Gene transcription and translation are complex processes; the total amount of proteins to be translated can be regulated by the time of messenger RNA (mRNA) translation [38]. The optimum level of protein secretions on a particular day is crucial to evaluate anti-angiogenesis effects. Therefore, the findings are explanatory and sensible for both protein and gene expressions with low correlation. Since protein is the functional molecule of gene product, the highest level of protein secreted on Day 4 was used to evaluate the inhibition of the tube formation assay.

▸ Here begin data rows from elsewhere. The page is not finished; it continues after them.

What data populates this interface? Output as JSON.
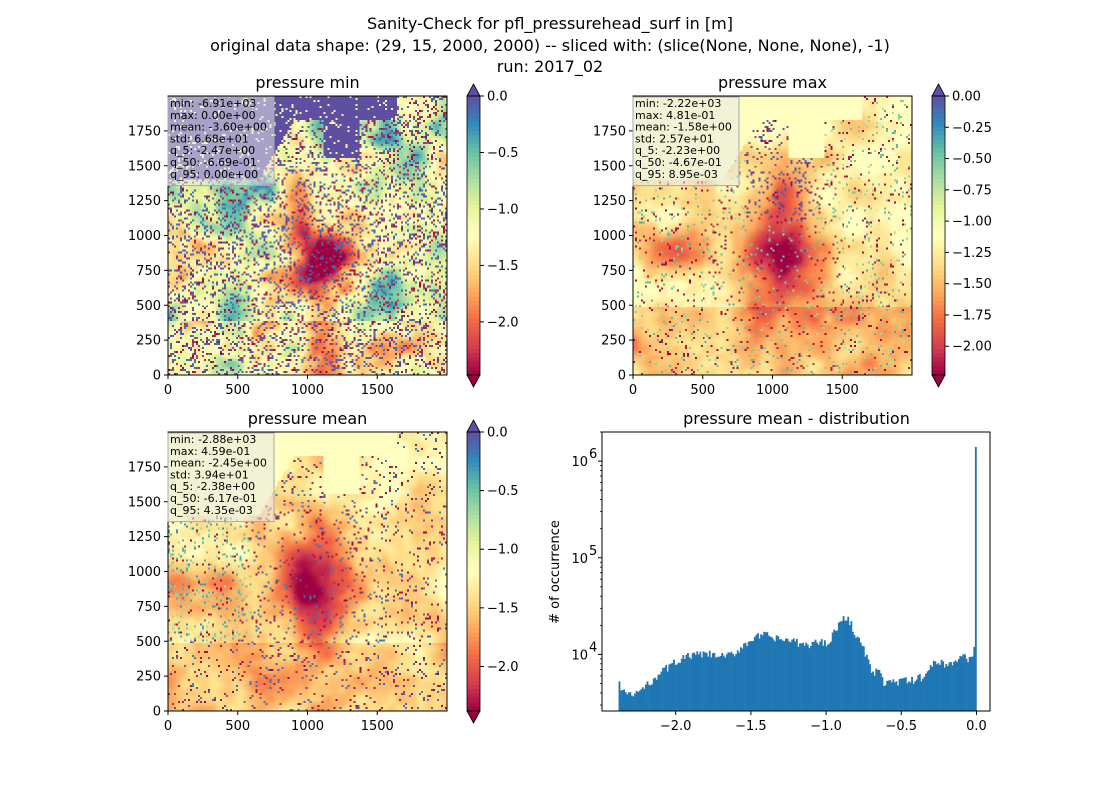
{
  "suptitle": [
    "Sanity-Check for pfl_pressurehead_surf in [m]",
    "original data shape: (29, 15, 2000, 2000) -- sliced with: (slice(None, None, None), -1)",
    "run: 2017_02"
  ],
  "colormap": "Spectral",
  "colors": {
    "under": "#9e0142",
    "over": "#5e4fa2",
    "histogram": "#1f77b4"
  },
  "chart_data": [
    {
      "type": "heatmap",
      "title": "pressure min",
      "xlim": [
        0,
        2000
      ],
      "ylim": [
        0,
        2000
      ],
      "xticks": [
        "0",
        "500",
        "1000",
        "1500"
      ],
      "yticks": [
        "0",
        "250",
        "500",
        "750",
        "1000",
        "1250",
        "1500",
        "1750"
      ],
      "stats": [
        "min: -6.91e+03",
        "max: 0.00e+00",
        "mean: -3.60e+00",
        "std: 6.68e+01",
        "q_5: -2.47e+00",
        "q_50: -6.69e-01",
        "q_95: 0.00e+00"
      ],
      "colorbar": {
        "vmin": -2.47,
        "vmax": 0.0,
        "extend": "both",
        "ticks": [
          0.0,
          -0.5,
          -1.0,
          -1.5,
          -2.0
        ],
        "ticklabels": [
          "0.0",
          "−0.5",
          "−1.0",
          "−1.5",
          "−2.0"
        ]
      }
    },
    {
      "type": "heatmap",
      "title": "pressure max",
      "xlim": [
        0,
        2000
      ],
      "ylim": [
        0,
        2000
      ],
      "xticks": [
        "0",
        "500",
        "1000",
        "1500"
      ],
      "yticks": [
        "0",
        "250",
        "500",
        "750",
        "1000",
        "1250",
        "1500",
        "1750"
      ],
      "stats": [
        "min: -2.22e+03",
        "max: 4.81e-01",
        "mean: -1.58e+00",
        "std: 2.57e+01",
        "q_5: -2.23e+00",
        "q_50: -4.67e-01",
        "q_95: 8.95e-03"
      ],
      "colorbar": {
        "vmin": -2.23,
        "vmax": 0.0,
        "extend": "both",
        "ticks": [
          0.0,
          -0.25,
          -0.5,
          -0.75,
          -1.0,
          -1.25,
          -1.5,
          -1.75,
          -2.0
        ],
        "ticklabels": [
          "0.00",
          "−0.25",
          "−0.50",
          "−0.75",
          "−1.00",
          "−1.25",
          "−1.50",
          "−1.75",
          "−2.00"
        ]
      }
    },
    {
      "type": "heatmap",
      "title": "pressure mean",
      "xlim": [
        0,
        2000
      ],
      "ylim": [
        0,
        2000
      ],
      "xticks": [
        "0",
        "500",
        "1000",
        "1500"
      ],
      "yticks": [
        "0",
        "250",
        "500",
        "750",
        "1000",
        "1250",
        "1500",
        "1750"
      ],
      "stats": [
        "min: -2.88e+03",
        "max: 4.59e-01",
        "mean: -2.45e+00",
        "std: 3.94e+01",
        "q_5: -2.38e+00",
        "q_50: -6.17e-01",
        "q_95: 4.35e-03"
      ],
      "colorbar": {
        "vmin": -2.38,
        "vmax": 0.0,
        "extend": "both",
        "ticks": [
          0.0,
          -0.5,
          -1.0,
          -1.5,
          -2.0
        ],
        "ticklabels": [
          "0.0",
          "−0.5",
          "−1.0",
          "−1.5",
          "−2.0"
        ]
      }
    },
    {
      "type": "bar",
      "title": "pressure mean - distribution",
      "ylabel": "# of occurrence",
      "yscale": "log",
      "xlim": [
        -2.49,
        0.09
      ],
      "ylim": [
        2600,
        2000000
      ],
      "xticks": [
        -2.0,
        -1.5,
        -1.0,
        -0.5,
        0.0
      ],
      "xticklabels": [
        "−2.0",
        "−1.5",
        "−1.0",
        "−0.5",
        "0.0"
      ],
      "yticks": [
        10000,
        100000,
        1000000
      ],
      "histogram": {
        "range": [
          -2.38,
          0.0
        ],
        "anchors_x": [
          -2.38,
          -2.37,
          -2.34,
          -2.3,
          -2.2,
          -2.12,
          -2.05,
          -1.98,
          -1.9,
          -1.8,
          -1.7,
          -1.62,
          -1.55,
          -1.48,
          -1.4,
          -1.34,
          -1.28,
          -1.22,
          -1.18,
          -1.13,
          -1.08,
          -1.03,
          -1.0,
          -0.97,
          -0.92,
          -0.87,
          -0.84,
          -0.81,
          -0.77,
          -0.73,
          -0.7,
          -0.68,
          -0.66,
          -0.64,
          -0.62,
          -0.55,
          -0.5,
          -0.45,
          -0.4,
          -0.35,
          -0.3,
          -0.26,
          -0.22,
          -0.18,
          -0.14,
          -0.1,
          -0.06,
          -0.03,
          -0.01,
          0.0
        ],
        "anchors_y": [
          5000,
          4800,
          4100,
          3700,
          4600,
          6200,
          7400,
          8800,
          9700,
          10100,
          9500,
          9900,
          12500,
          15000,
          15800,
          14500,
          14200,
          13800,
          12800,
          12500,
          13200,
          13500,
          13000,
          14800,
          20000,
          24000,
          22000,
          17000,
          13000,
          9500,
          7000,
          5500,
          7800,
          6000,
          5200,
          5200,
          5300,
          5300,
          5500,
          6000,
          7500,
          8500,
          8200,
          7800,
          8500,
          9500,
          9200,
          9000,
          14000,
          14000
        ],
        "peak_value": 1400000
      }
    }
  ]
}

The tube formation assay is a functional study for regulating cell signaling pathways in angiogenesis. Therefore, the introduction of anti-angiogenesis inhibitors may clarify the rational therapeutic proposition in corneal neovascularization in vitro. The finding showed the angiogenesis effect was neutralized by overexpression of the hsFlt-1 gene, resulting in an overall decrease in total tube length, total loops, total branching points, and mean loop area. The anti-angiogenic effects reduce overall network complexity by disrupting endothelial tube formation, leading to low metrics as indicated by the findings. This significant effect in growth inhibition by MSCs.hsFlt1 in vitro indeed exhibited a very prominent anti-angiogenic effect, which was achieved especially using a much smaller dosage. The current standard treatment with frequent bevacizumab injections has posed challenges for both patients and healthcare providers due to the inconvenience of frequent visits to healthcare facilities. Our findings successfully demonstrate that genetically modified MSCs overexpressing a low dosage of 12.3 ng/mL hsFlt-1 can achieve a comparable anti-angiogenic effect to bevacizumab.

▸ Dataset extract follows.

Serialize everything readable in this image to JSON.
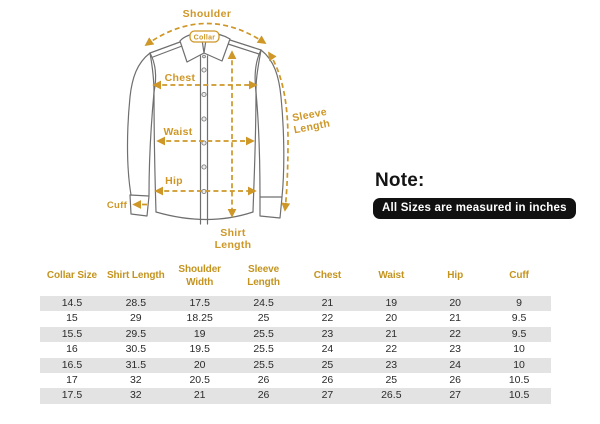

These results present a promising alternative therapy for patients suffering from abnormal blood vessel growth, particularly in ocular conditions. Future studies suggest focusing on the evaluation of genetically modified MSCs’ therapeutic efficacy and safety using animal models. To study ocular conditions with safety and efficacy profiles, the rabbit model could be a suitable in vivo model to study corneal neovascularization [43,44]. The ocular injury can be induced using either chemical burn or mechanical injury prior to anti-angiogenesis cell-based treatment [45]. The previous studies demonstrated that treatments using genetically modified MSCs with AAV prove the expression of the introduced gene is often transient. A single dose of transiently modified MSCs might provide a one-time therapeutic effect, which could be ideal for certain indications, such as reducing acute inflammation or preventing the early stages of organ rejection, without the need for repeated treatments, and postulating that the immunogenicity risk will be relatively lower. Furthermore, utilizing MSCs as a gene delivery vehicle enables tissue repair to occur directly at the inflammatory site, enhancing the therapeutic potential of this cellular treatment. Moreover, the immune-modulating properties exhibited in MSCs allow for the preparation of this treatment as an off-the-shelf product, reducing the need for patient-specific cell preparations.

Thus, we proposed that future studies can focus on designing the approach of single-dose treatments with AAV-modified MSCs, and the transient gene expression could mitigate concerns about long-term immunosuppression properties raised by MSCs and immunogenicity risk by AAV viral vector integration. This strategy is particularly advantageous since the therapeutic effects would be short-lived yet sufficient to address conditions related to ophthalmology like corneal neovascularization. Consequently, this approach could make MSCs a safer option by reducing the risks of prolonged immune-related complications.

5. Conclusions

In conclusion, this in vitro study showcases an encouraging anti-angiogenesis effect on HUVECs using genetically modified MSCs with significantly lower dosage equivalence of hsFlt1 compared to the current standard treatment with bevacizumab. The optimized high-efficiency transduction protocol serves as a crucial step towards the scale-up of transduced MSCs for potential in vivo and clinical studies. These promising findings have the potential to revolutionize the treatment landscape for neovascularization, offering a more convenient, effective, and patient-friendly therapeutic option for individuals with angiogenic-related complications.